Check out QwQ-32B, a new open-source language model from the Qwen team. It's achieving something remarkable: reasoning performance comparable to DeepSeek-R1, but with a model that's 20 times smaller (32B parameters vs. 671B)!
This is a big deal because:
🤯 Size/Performance Ratio: It punches way above its weight class in reasoning, math, and coding tasks.
🧠 Scaled Reinforcement Learning: They achieved this by scaling up Reinforcement Learning (RL) on a strong foundation model (Qwen2.5-32B).
🤔 "Thinking Mode": Like some other recent models, it has a special "thinking mode" (activated with tags) that allows for longer chains of thought.
✅ Open Source: Model weights are available under Apache 2.0.
Available now in Qwen Chat and HF Spaces.
The implications of getting this level of reasoning performance from a 32B model are huge. It opens up possibilities for deploying powerful AI on less powerful hardware, reducing costs, and making advanced reasoning capabilities more accessible.

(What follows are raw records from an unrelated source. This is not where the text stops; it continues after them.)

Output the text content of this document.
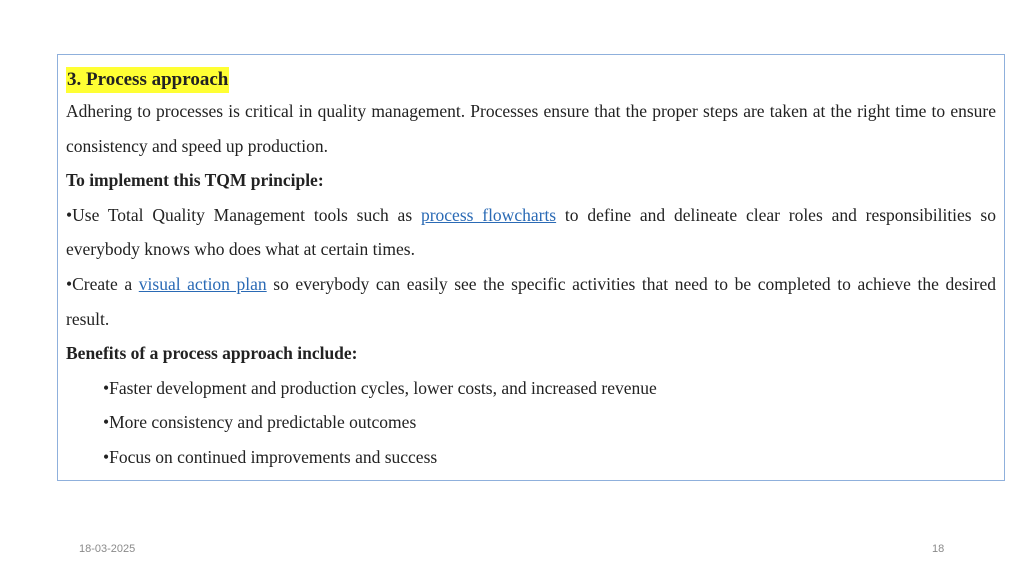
3. Process approach

Adhering to processes is critical in quality management. Processes ensure that the proper steps are taken at the right time to ensure consistency and speed up production.

To implement this TQM principle:

•Use Total Quality Management tools such as process flowcharts to define and delineate clear roles and responsibilities so everybody knows who does what at certain times.

•Create a visual action plan so everybody can easily see the specific activities that need to be completed to achieve the desired result.

Benefits of a process approach include:

•Faster development and production cycles, lower costs, and increased revenue

•More consistency and predictable outcomes

•Focus on continued improvements and success

18-03-2025	18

@sonu_goswami2 It reveals all the details of its reasoning, clear and transparent – just like R1!
Grimo
@zaczuo cmon this is so fckin good! we've been playing with it on qwen chat as well as groq cloud, performance was astonishing! great job qwen team!
@sonu_goswami2 @zaczuo Nice! Will check it out!
I use hugging face every day for my job. I didn't know that models there can be launched on PH. Very cool!
MGX (MetaGPT X)
This score and size are amazing, I have a few questions
What is the difference between it and DeepSeek R1?
Do you have plans to make a larger size reasoning model?
Thank you for your contribution to the open source community!